# Main compound analisis after compound dicovery step

Requirements: 
- Exported compounds database in excel format
- Exported Chemspider results database in excel format


In [1]:
import pandas as pd
from chemspi_local_db import ChemspiLocalDB
from chemspi_web_db import ChemspiWebDB

# Input
folder = "D:/SharedLAN/plasma_positive_tables/"
compounds_database_file = folder + "positive_plasma_melanoma_triplicate_S7.xlsx"
chemspider_results_db_file = folder + "positive_plasma_melanoma_triplicate_S7_CSID.xlsx"

export_file = folder + "positive_plasma_melanoma_triplicate_S7_removed_duplicates_lower.xlsx"

web_api_key = "6aAKBdgMGALeExc41btfo6GC48wQSSvH"


# init resources and databases
compounds_table = pd.read_excel(compounds_database_file)
chempider_local_db = ChemspiLocalDB(chemspider_results_db_file)
chempider_web_db = ChemspiWebDB(web_api_key)

# remove not needed columns
compounds_table.drop(columns=['Checked'], inplace=True)
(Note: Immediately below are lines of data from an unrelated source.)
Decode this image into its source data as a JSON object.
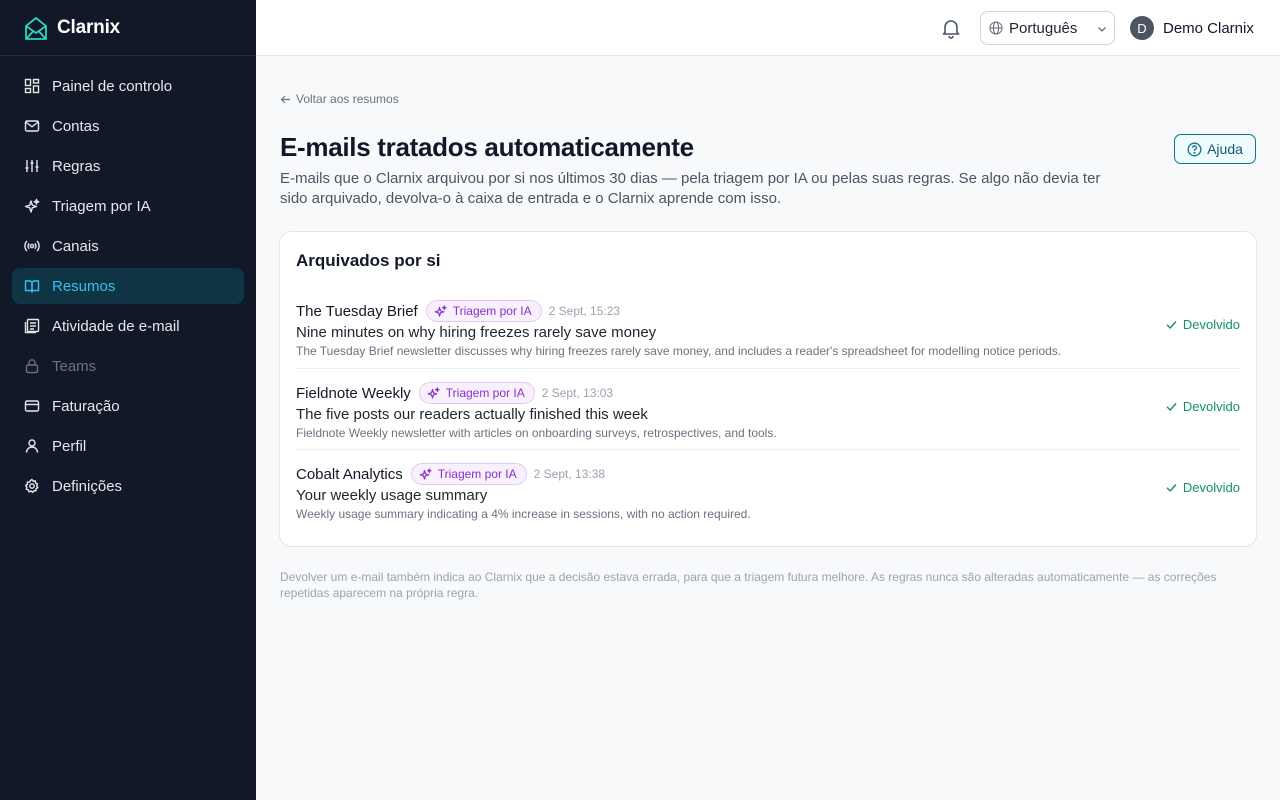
{
  "app": {
    "name": "Clarnix"
  },
  "sidebar": {
    "items": [
      {
        "label": "Painel de controlo",
        "icon": "dashboard-icon"
      },
      {
        "label": "Contas",
        "icon": "mail-icon"
      },
      {
        "label": "Regras",
        "icon": "sliders-icon"
      },
      {
        "label": "Triagem por IA",
        "icon": "sparkles-icon"
      },
      {
        "label": "Canais",
        "icon": "radio-icon"
      },
      {
        "label": "Resumos",
        "icon": "book-open-icon",
        "active": true
      },
      {
        "label": "Atividade de e-mail",
        "icon": "activity-log-icon"
      },
      {
        "label": "Teams",
        "icon": "lock-icon",
        "disabled": true
      },
      {
        "label": "Faturação",
        "icon": "credit-card-icon"
      },
      {
        "label": "Perfil",
        "icon": "user-icon"
      },
      {
        "label": "Definições",
        "icon": "gear-icon"
      }
    ]
  },
  "topbar": {
    "language": "Português",
    "user": {
      "initial": "D",
      "name": "Demo Clarnix"
    }
  },
  "page": {
    "back_link": "Voltar aos resumos",
    "title": "E-mails tratados automaticamente",
    "description": "E-mails que o Clarnix arquivou por si nos últimos 30 dias — pela triagem por IA ou pelas suas regras. Se algo não devia ter sido arquivado, devolva-o à caixa de entrada e o Clarnix aprende com isso.",
    "help_label": "Ajuda",
    "card_title": "Arquivados por si",
    "emails": [
      {
        "sender": "The Tuesday Brief",
        "badge": "Triagem por IA",
        "date": "2 Sept, 15:23",
        "subject": "Nine minutes on why hiring freezes rarely save money",
        "summary": "The Tuesday Brief newsletter discusses why hiring freezes rarely save money, and includes a reader's spreadsheet for modelling notice periods.",
        "status": "Devolvido"
      },
      {
        "sender": "Fieldnote Weekly",
        "badge": "Triagem por IA",
        "date": "2 Sept, 13:03",
        "subject": "The five posts our readers actually finished this week",
        "summary": "Fieldnote Weekly newsletter with articles on onboarding surveys, retrospectives, and tools.",
        "status": "Devolvido"
      },
      {
        "sender": "Cobalt Analytics",
        "badge": "Triagem por IA",
        "date": "2 Sept, 13:38",
        "subject": "Your weekly usage summary",
        "summary": "Weekly usage summary indicating a 4% increase in sessions, with no action required.",
        "status": "Devolvido"
      }
    ],
    "footnote": "Devolver um e-mail também indica ao Clarnix que a decisão estava errada, para que a triagem futura melhore. As regras nunca são alteradas automaticamente — as correções repetidas aparecem na própria regra."
  },
  "colors": {
    "sidebar_bg": "#111827",
    "active_accent": "#38bdf8",
    "ai_badge": "#8b2fc9",
    "returned_status": "#10916b"
  }
}
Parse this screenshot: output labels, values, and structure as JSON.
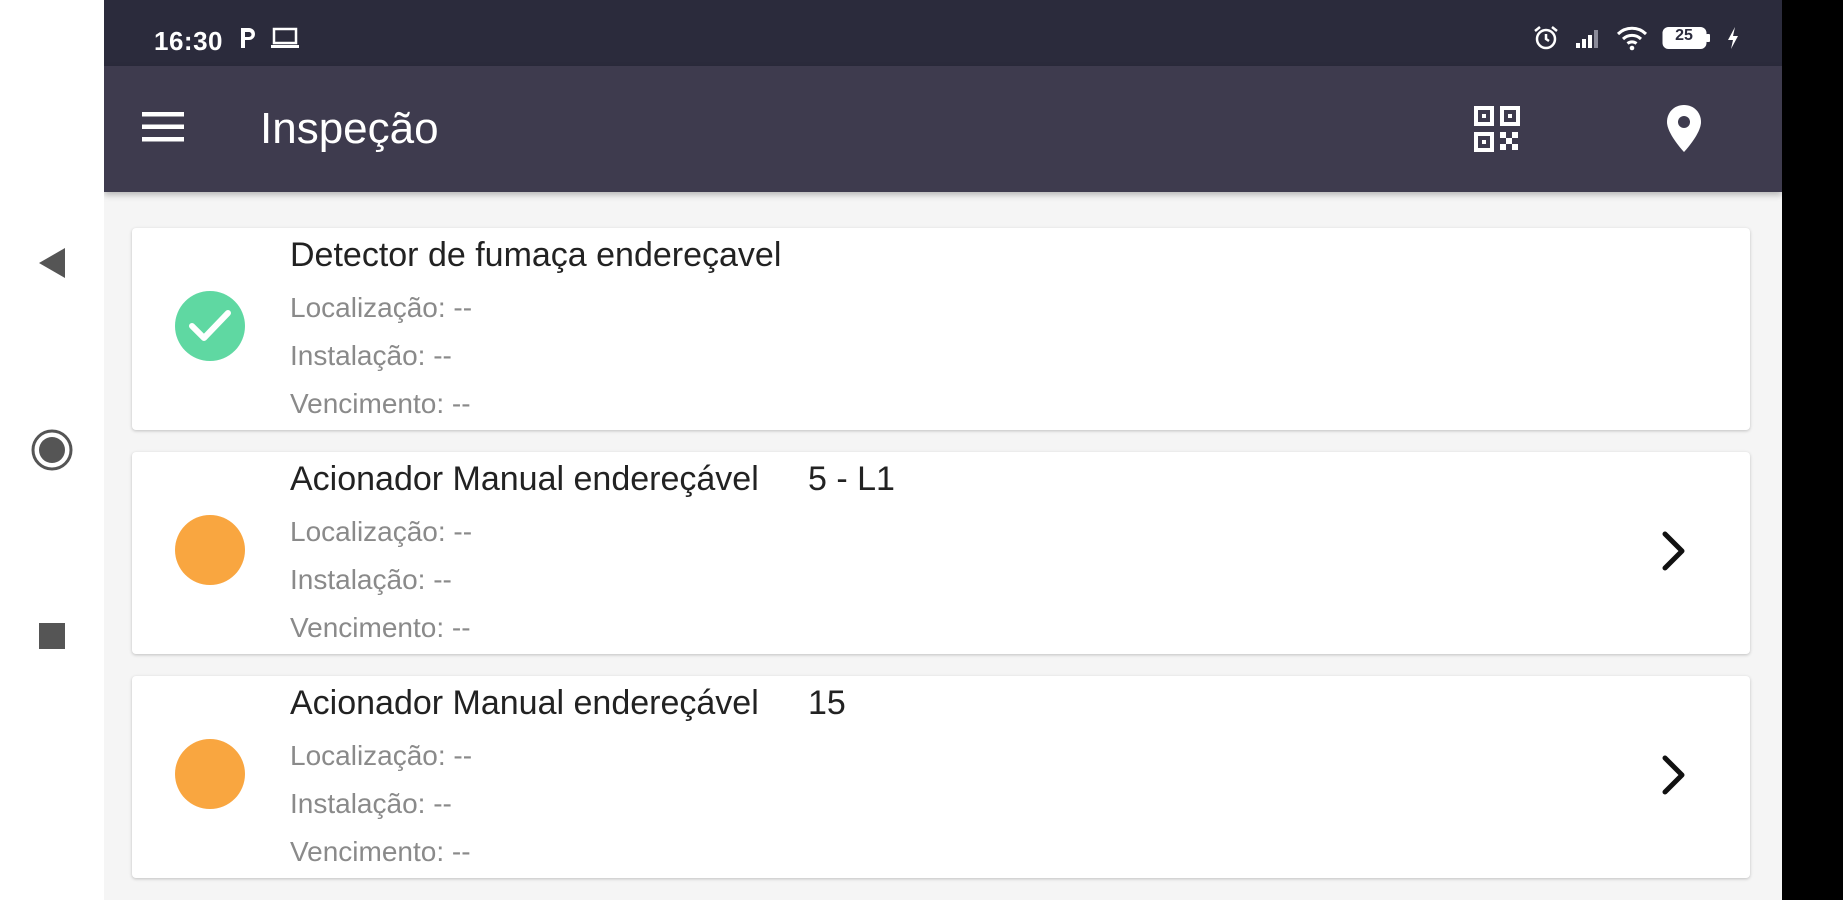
{
  "status_bar": {
    "time": "16:30",
    "left_icons": [
      "parking-p-icon",
      "laptop-icon"
    ],
    "right_icons": [
      "alarm-icon",
      "signal-icon",
      "wifi-icon",
      "battery-icon",
      "charging-icon"
    ],
    "battery_level": "25"
  },
  "app_bar": {
    "title": "Inspeção",
    "icons": [
      "menu-icon",
      "qr-code-icon",
      "location-pin-icon"
    ]
  },
  "colors": {
    "done": "#5fd8a2",
    "pending": "#f9a640",
    "appbar": "#3e3b4e",
    "statusbar": "#2b2b3c"
  },
  "items": [
    {
      "status": "done",
      "title": "Detector de fumaça endereçavel",
      "code": "",
      "localizacao": "Localização: --",
      "instalacao": "Instalação: --",
      "vencimento": "Vencimento: --",
      "has_chevron": false
    },
    {
      "status": "pending",
      "title": "Acionador Manual endereçável",
      "code": "5 - L1",
      "localizacao": "Localização: --",
      "instalacao": "Instalação: --",
      "vencimento": "Vencimento: --",
      "has_chevron": true
    },
    {
      "status": "pending",
      "title": "Acionador Manual endereçável",
      "code": "15",
      "localizacao": "Localização: --",
      "instalacao": "Instalação: --",
      "vencimento": "Vencimento: --",
      "has_chevron": true
    }
  ],
  "system_nav": [
    "back-icon",
    "home-icon",
    "recents-icon"
  ]
}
print("Sucess reading databases")
#display(compounds_table)

Sucess reading databases


## Step 1: Removing duplicated entries
- Sort by Name
- Sort by area
- Sort by retention time
- Select from duplicated names: one with highest area then retention time

In [2]:
import compound_analisis_utils as utils
compounds_table = utils.remove_duplicated_entries(compounds_table)
print("Done")
compounds_table.to_excel(export_file)
#display(compounds_table)

Done


# Step 2: Find CSId from chemspi databases
- Try local first
- Try online otherwise

In [None]:
csid_values = []
for row_index, row_data in compounds_table.iterrows() :
    #print("#########################")
    compound_name = row_data.Name.lower()
    compound_mass = row_data['Molecular Weight']
    #print("Searching csid for compound: ", compound_name)
    db_entry = chempider_local_db.find_compound_by_name(compound_name)
    
    if (db_entry is not None) and (db_entry.Name.lower() == compound_name):
        #print("Found in Local DB:           ", db_entry.Name)
        #print("CSID:                        ", db_entry.CSID)
        csid_values.append(db_entry.CSID)
    else:
        #print("#########################")
        print("Compound(", compound_name, ") not found in local database, trying online...")
        compound_csids, warnings = chempider_web_db.find_compounds_by_name_mass(compound_name, compound_mass)
        if len(warnings) > 0:
            print("Warnings:", warnings)
            
        if len(compound_csids) > 1 :
            csids = ""
            for csid in compound_csids:
                csids += str(csid) + ";";
            print("Found csids: ", csids)
            csid_values.append(csids)
        elif len(compound_csids) == 1 :
            csid_values.append(compound_csids[0])
        else:
            #print("Not Found")
            csid_values.append('ND')

        
compounds_table.insert(0, 'CSID', csid_values)
display(compounds_table)
compounds_table.to_excel(export_file)

# Step 3: Find External references from chemspi web search

In [None]:
external_databases = ['Human Metabolome Database', 'KEGG', 'LipidMAPS']
external_db_info = dict()
for db in external_databases:
    external_db_info[db] = []
        
for row_index, row_data in compounds_table.iterrows() :
    # search for external references from known databases
    print("Finding external references for ", row_data.Name)
    external_databases_result = {}
    for db in external_databases:
        external_databases_result[db] = []
    
    for csid in utils.parse_generated_CSID(row_data.CSID):
        print("CSID: ", csid)
        external_refs, warnings = chempider_web_db.find_external_references(csid, external_databases)
        display(external_refs)
        
        if len(warnings) > 0 :
            display(warnings)
        
        for db, values in external_refs.items():
            external_databases_result[db].extend(values)
    
    for db, values in external_databases_result.items():
        str_result = ""
        for v in values :
            str_result += str(v) + ";"
        external_db_info[db].append(str_result)
        
insert_pos = 1
for db_name, value in external_db_info.items():
    compounds_table.insert(insert_pos, db_name, value)
    insert_pos += 1

display(compounds_table)
compounds_table.to_excel(export_file)
print("Done!")